Appropriating the Ideas of Others - Case B5

George Friedman, a fourth-year graduate student, recently gave a presentation at a national meeting on the preliminary results of his research into the role of serum proteins in maintaining pH balance in blood. He and his faculty mentor, Dr. Fred Louis, were pleased with the outcome of the presentation. The work was favorably received, there was animated discussion during the question period, and, best of all, George was invited to lunch by Dr. Henry Jones, one of the leaders in the field. Dr. Jones and his group had a lively exchange with George, enthusing over his results and learning more about how he performed the experiments.

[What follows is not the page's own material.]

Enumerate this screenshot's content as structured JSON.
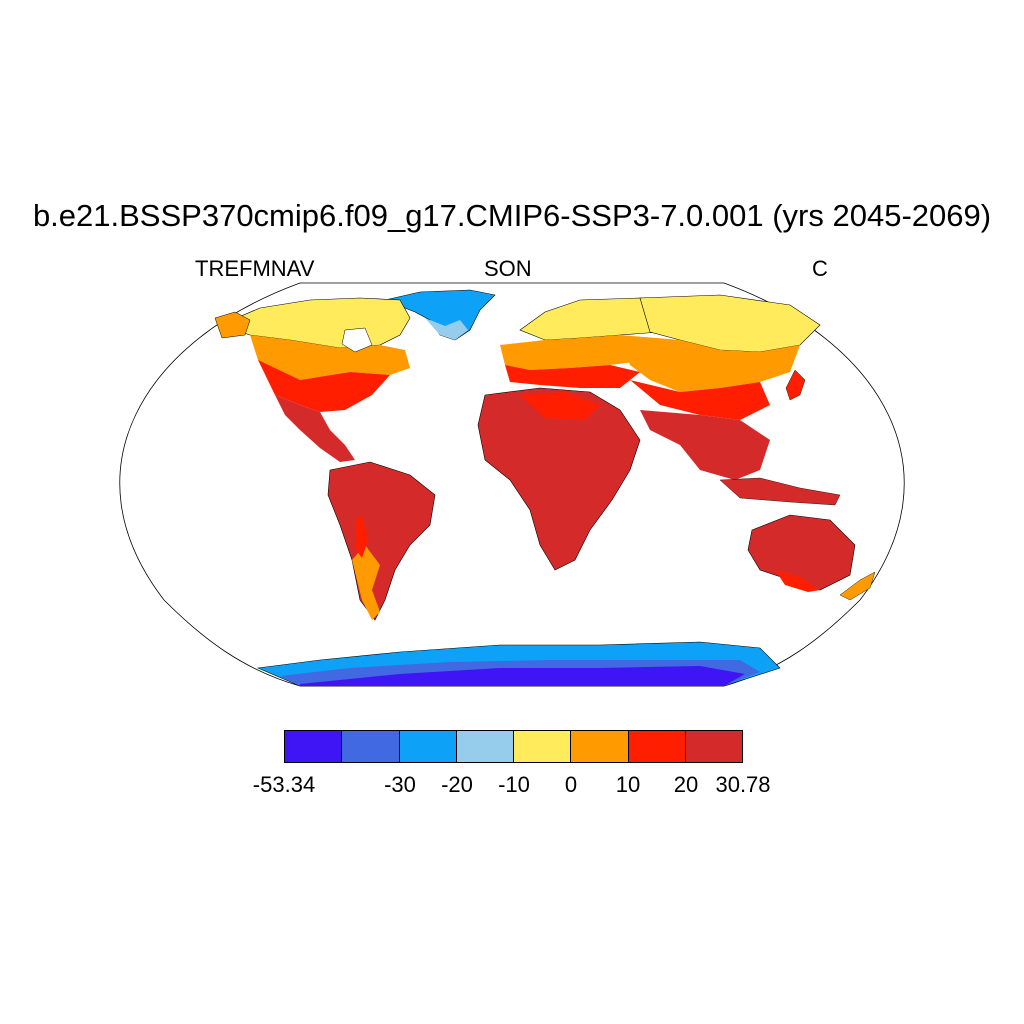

Four months later, having done another series of experiments to substantiate and extend the results, George was about to complete his manuscript. George's paper had evolved into a detailed and thorough experimental exposition of the issues with a careful mathematical interpretation of the data, prepared for the leading hematology journal. George brought the draft to Dr. Louis for comment, whereupon Dr. Louis showed a photocopy journal article to George. It was from a rapid publication journal, authored by Henry Jones et al., and described a few experiments similar to George's with a detailed discussion of the theoretical issues. George's abstract was cited, but without any comment concerning its relevance or importance to Dr. Jones's work.


  1. Does this scenario disturb you? Elaborate on the reasons.
  2. Achieving priority is important in science. Who has priority in this instance? Why?
  3. Evaluate Dr. Jones's apparent actions. What would have been appropriate for Dr. Jones to do?
  4. What should George do at this point?
  5. Is there any action on Dr. Louis's part, as George's mentor, that might be appropriate?